Public sketching workshops as a method for urban interventions and research. Insights from a personal project by our Designer Anja Popovic.
Society is facing «massive change» due to social and sustainability related challenges. Institutions such as the EU and the UN are searching for approaches that build on collaboration and the ability to deal with the complexity of social situations to address these challenges. In this situation artistic practices, including design, are increasingly called for to provide such approaches and methods, making new roles for artists and designers possible.
Involve people by organising public workshops

The reason why I am sharing this story with you is that I would like to illustrate how important it is to talk and listen to people in order to get quality insights. People-centered research can be a key factor in designing meaningful services, products or even (urban) environments.

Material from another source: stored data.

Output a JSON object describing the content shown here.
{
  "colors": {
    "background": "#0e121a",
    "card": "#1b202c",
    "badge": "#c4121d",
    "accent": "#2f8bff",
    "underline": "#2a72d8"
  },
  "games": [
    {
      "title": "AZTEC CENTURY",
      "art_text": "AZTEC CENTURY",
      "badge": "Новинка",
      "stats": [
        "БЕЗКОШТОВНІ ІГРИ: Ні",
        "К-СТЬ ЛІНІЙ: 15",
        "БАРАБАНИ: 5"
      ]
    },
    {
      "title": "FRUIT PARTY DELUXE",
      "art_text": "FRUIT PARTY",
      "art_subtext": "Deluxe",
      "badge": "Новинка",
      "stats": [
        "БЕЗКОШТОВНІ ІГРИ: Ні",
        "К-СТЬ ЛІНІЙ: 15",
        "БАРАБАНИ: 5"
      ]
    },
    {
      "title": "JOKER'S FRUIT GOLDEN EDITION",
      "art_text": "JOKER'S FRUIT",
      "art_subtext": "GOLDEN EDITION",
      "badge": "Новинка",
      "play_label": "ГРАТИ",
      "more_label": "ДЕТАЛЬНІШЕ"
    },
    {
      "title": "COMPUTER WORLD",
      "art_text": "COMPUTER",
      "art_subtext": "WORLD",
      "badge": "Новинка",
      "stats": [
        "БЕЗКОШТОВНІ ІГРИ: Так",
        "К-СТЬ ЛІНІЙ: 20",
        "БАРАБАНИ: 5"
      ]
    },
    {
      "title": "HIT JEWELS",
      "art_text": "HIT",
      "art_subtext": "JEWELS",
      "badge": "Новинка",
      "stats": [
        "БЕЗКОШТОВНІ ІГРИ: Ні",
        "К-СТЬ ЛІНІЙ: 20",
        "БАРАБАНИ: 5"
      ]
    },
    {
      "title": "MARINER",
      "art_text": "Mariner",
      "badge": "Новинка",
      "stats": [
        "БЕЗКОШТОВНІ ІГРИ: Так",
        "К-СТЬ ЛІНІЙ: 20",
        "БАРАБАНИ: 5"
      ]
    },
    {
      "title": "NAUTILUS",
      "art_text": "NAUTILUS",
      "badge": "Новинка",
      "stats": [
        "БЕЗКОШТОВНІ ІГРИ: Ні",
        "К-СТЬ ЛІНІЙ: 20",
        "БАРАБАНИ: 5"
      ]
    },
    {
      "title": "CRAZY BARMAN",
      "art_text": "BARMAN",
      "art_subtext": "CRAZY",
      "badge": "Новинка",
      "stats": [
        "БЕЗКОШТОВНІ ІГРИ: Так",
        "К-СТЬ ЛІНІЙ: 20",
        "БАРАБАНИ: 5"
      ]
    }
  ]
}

This was a project named Ritakville, initiated by a group of students during my studies of design at HDK – The Academy of Design and Crafts in Gothenburg, Sweden. We applied an interventionist method, researching a square called Kvilletorget in the northern part of Gothenburg/Sweden, which is also marked as a so called "problem area". During one month several public sketching events took place on the square, initiated and organized by seven students. Their purpose was to investigate the social life and the challenges of the place.

By inviting all people in the neighborhood to join we asked several question such as “How can we transform this place together?". The outcome is an abstract containing a rich scope of wishes, thoughts, recommendations, complaints and suggestions in the form of sketches, that serves as a foundation to uncover potential opportunity areas through design and co-creation for this specific place.

Stimulating dialogues

Reflections in the form of drawings, illustrations, written suggestions, requests and stories were collected and then shown in small exhibitions around the square in the evenings. This gave the residents an opportunity to share their views with each other, discuss aspects, reflect on opinions and see their thoughts in a larger context. The event received great response from the participants and many showed up to share their thoughts with each other and to look at the exhibition.

As a designer it was a challenge to literally face people and to be a kind of public mouthpiece. But I do think that this is maybe the only way to grow our understanding for people and their lives. By asking questions, questioning situations, listening, looking at the details, the inconspicuous and observing people. That's presumably how we are able to convert research material into a purposeful design later, I guess.

Sometimes rather "simple" methods like this can give considerable insights to translate them into a meaningful design language.